NEOWISE’s replacement, the next-generation NEO Surveyor, is currently scheduled to launch in 2026. 

When the Milky Way formed about 13.6 billion years ago, it was composed almost entirely of hydrogen and helium. 

Other elements, like carbon, formed inside stars; when the most massive stars exploded as supernovae, they scattered the elements throughout the galaxy.

Methane, composed of hydrogen and carbon, is common in most brown dwarfs that have a temperature similar to The Accident. 

But The Accident’s light profile suggests it contains very little methane. 

Like all molecules, methane absorbs specific wavelengths of light, so a methane-rich brown dwarf would be dim in those wavelengths. 

The Accident, by contrast, is bright in those wavelengths, which could indicate low levels of methane.

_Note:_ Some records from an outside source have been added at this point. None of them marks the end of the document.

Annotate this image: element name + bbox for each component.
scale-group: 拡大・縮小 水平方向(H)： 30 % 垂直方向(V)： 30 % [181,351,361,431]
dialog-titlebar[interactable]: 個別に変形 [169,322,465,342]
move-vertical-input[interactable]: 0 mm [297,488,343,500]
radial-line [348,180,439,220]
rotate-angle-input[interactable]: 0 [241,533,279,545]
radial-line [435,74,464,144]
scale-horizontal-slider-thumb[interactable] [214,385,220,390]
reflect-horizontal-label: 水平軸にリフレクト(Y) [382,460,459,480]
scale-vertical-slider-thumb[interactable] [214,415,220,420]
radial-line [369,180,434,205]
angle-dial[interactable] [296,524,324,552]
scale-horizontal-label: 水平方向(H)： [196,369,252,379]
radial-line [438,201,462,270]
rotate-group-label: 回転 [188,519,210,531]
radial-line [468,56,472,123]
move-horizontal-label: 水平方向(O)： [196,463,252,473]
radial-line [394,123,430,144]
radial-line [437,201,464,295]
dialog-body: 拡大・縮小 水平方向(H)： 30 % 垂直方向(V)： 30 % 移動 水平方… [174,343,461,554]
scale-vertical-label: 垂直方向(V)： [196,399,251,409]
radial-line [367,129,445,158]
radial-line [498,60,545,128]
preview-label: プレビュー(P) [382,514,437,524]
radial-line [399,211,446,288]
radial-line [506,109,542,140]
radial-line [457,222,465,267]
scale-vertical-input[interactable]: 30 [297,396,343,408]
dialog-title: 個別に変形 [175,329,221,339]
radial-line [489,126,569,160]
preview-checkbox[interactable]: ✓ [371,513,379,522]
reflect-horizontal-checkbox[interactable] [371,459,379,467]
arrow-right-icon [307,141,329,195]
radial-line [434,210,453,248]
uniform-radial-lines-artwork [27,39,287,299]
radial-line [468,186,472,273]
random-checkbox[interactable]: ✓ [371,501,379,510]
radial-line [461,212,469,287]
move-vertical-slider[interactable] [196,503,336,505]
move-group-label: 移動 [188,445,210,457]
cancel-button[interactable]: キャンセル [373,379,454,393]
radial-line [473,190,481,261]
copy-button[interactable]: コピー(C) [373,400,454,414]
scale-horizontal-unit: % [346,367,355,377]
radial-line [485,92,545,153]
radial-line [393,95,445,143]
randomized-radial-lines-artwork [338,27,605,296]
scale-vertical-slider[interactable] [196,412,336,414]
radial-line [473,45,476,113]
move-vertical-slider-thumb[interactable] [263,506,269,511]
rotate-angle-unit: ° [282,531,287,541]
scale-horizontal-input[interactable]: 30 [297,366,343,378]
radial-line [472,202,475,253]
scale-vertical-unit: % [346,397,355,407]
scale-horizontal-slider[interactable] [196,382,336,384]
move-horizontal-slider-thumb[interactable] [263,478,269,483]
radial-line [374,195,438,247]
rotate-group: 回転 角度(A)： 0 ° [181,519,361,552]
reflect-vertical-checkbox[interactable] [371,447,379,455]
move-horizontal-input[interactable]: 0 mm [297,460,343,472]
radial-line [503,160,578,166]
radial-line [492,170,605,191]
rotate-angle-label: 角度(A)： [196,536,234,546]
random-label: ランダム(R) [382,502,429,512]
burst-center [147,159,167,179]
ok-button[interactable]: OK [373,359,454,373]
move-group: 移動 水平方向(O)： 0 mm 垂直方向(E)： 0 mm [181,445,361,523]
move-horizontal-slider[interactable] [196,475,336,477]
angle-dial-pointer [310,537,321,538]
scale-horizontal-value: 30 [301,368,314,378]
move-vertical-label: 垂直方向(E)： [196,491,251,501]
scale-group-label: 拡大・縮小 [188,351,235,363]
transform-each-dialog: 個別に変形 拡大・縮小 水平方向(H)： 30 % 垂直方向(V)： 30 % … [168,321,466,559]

Thus, the light profile of The Accident could match that of a very old brown dwarf that formed when the galaxy was still carbon poor – as very little carbon at formation means very little methane in its atmosphere today.

‘It’s not a surprise to find a brown dwarf this old, but it is a surprise to find one in our backyard,’ said Federico Marocco, an astrophysicist at IPAC at Caltech who led the new observations using the Keck and Hubble telescopes. 

‘We expected that brown dwarfs this old exist, but we also expected them to be incredibly rare. The chance of finding one so close to the solar system could be a lucky coincidence, or it tells us that they’re more common than we thought.’

The program developed by Caselden, that led to the discovery of The Accident, attempted to remove the stationary infrared objects, like distant stars, from the data, and highlight moving objects similar to known brown dwarfs. 

He was looking at one such brown dwarf candidate when he spotted The Accident, which was a much fainter object moving quickly across the screen. 

It hadn’t been highlighted because it did not match the program’s profile of a brown dwarf. Caselden caught it by accident.

‘This discovery is telling us that there’s more variety in brown dwarf compositions than we’ve seen so far,’ said Kirkpatrick. ‘There are likely more weird ones out there, and we need to think about how to look for them.’

The findings have been published in the Astrophysical Journal Letters.  

BROWN DWARF: AT LEAST 13 TIMES LARGER THAN JUPITER BUT NOT LARGE ENOUGH TO START FUSION 

Brown dwarfs are thought to be the missing link between planets and stars, with masses between 13 and 80 times that of Jupiter. 

But their centres are not hot or dense enough to generate energy through nuclear fusion, from hydrogen into helium, the way main sequence stars do.   

Brown dwarf stars are larger than Jupiter but smaller than low mass stars capable of fusing hydrogen into helium and sustaining the fusion over time

While they can’t sustain traditional fusion, unlike a giant plant, they are able to fuse a heavy isotope of hydrogen, called deuterium, into helium.  

It is thought that a galaxy the size of the Milky Way could have as many as 100 billion brown dwarf stars, with many wandering in interstellar space.

Self-luminous objects, like stars, are given a letter category based on their surface temperature – with 0 the brightest and hottest, going through B, A, F, G, K and on to, M the coolest of Main Sequence Stars.

Astronomers also added L, T and Y for Red Dwarf and Brown Dwarf type stars, as well as a range of other classifications for unusual star types.

Over the course of their life, a brown dwarf star will go through M, L, T and Y as they don’t go through stable fusion, so cool down over time.

To the naked eye they would appear a variety of different colours depending on the stage they are at in their evolution.

The warmest could appear orange or red and the coolest magenta, and could have layers like Jupiter or be uniform in appearance.